Kudüs Ermeni Patrikhanesi ile “Xana Gardens” adında şaibeli bir şirket arasında imzalanan anlaşmanın pek çok sorunlu tarafı bulunuyor. Öncelikle Ermeni Patrikhanesi’nin bu mülkü satma veya kiralama hakkı bulunmuyor; zira söz konusu mülk, Patrikhane’nin Ermeni toplumu adına yönettiği bir Vakıf (Waqf) statüsünde. Ayrıca Xana Gardens şirketinin geçmişi de son derece şüphe uyandırıcı.

Ermeniler bu kez Kudüs’te yeni topraklar mı kaybedecek?

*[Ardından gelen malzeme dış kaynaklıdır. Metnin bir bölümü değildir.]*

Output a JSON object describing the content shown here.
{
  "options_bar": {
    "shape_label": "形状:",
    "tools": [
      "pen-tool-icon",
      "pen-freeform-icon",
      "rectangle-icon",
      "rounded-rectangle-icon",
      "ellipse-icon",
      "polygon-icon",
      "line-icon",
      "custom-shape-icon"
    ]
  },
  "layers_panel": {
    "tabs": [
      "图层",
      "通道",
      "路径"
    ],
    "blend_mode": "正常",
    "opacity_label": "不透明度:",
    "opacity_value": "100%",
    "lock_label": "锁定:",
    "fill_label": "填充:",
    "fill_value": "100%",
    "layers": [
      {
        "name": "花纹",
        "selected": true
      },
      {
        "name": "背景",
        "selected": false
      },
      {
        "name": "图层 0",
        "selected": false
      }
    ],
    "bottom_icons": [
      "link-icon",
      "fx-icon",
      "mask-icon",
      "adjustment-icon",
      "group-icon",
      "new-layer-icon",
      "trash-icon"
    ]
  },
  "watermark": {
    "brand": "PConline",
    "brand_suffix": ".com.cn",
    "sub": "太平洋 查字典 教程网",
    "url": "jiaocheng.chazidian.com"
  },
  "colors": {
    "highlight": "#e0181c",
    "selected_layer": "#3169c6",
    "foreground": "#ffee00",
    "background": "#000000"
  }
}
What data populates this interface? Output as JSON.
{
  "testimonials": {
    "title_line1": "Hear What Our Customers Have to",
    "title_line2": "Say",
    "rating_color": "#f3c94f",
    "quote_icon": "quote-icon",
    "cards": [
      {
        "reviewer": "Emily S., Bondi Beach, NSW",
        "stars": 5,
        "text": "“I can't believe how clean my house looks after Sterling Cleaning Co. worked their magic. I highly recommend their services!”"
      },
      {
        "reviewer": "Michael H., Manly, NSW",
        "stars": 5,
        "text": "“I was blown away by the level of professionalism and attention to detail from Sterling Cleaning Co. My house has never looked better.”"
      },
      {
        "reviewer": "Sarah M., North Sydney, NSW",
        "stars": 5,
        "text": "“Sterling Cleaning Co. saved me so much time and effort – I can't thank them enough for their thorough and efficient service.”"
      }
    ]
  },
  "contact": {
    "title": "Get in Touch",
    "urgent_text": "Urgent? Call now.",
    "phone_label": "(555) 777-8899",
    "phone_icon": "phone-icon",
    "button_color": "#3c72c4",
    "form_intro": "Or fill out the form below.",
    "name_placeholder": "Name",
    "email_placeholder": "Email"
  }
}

Hagop Djernazian ve Setrak Balian, bu tehlikeye karşı mücadele ediyor. “Save the ArQ” (Ermeni Mahallesini Kurtarın) girişimleri, Kudüs Ermeni Patrikhanesi ile “Xana Gardens” adında şaibeli bir şirket arasında imzalanan ve Kudüs’ün Ermeni Mahallesi’nin önemli bir kısmının elden çıkarılması riskini barındıran tartışmalı bir anlaşmanın iptalini amaçlıyor.

Hagop Djernazian ve Setrak Balian, bu davalarını savunmak için Cenevre’deydi: Kudüs’ün tarihi merkezini tahrip etme tehdidi taşıyan şüpheli ve yasa dışı bir gayrimenkul anlaşmasını iptal ettirerek Ermeni Mahallesi’ni kurtarmak. Cenevre yakınlarındaki Troinex’teki Ermeni Merkezi’nde düzenlenen halka açık bir toplantıda, Kutsal Şehir’deki MÖ 4. yüzyıla kadar uzanan Ermeni varlığının önemini ve zenginliğini anlattılar. “Uluslararası medyaya 400’ü aşkın röportaj verdik,” diyen Djernazian ve Balian’ın Ermeni Mahallesi’ni kurtarma mücadelesi sürüyor.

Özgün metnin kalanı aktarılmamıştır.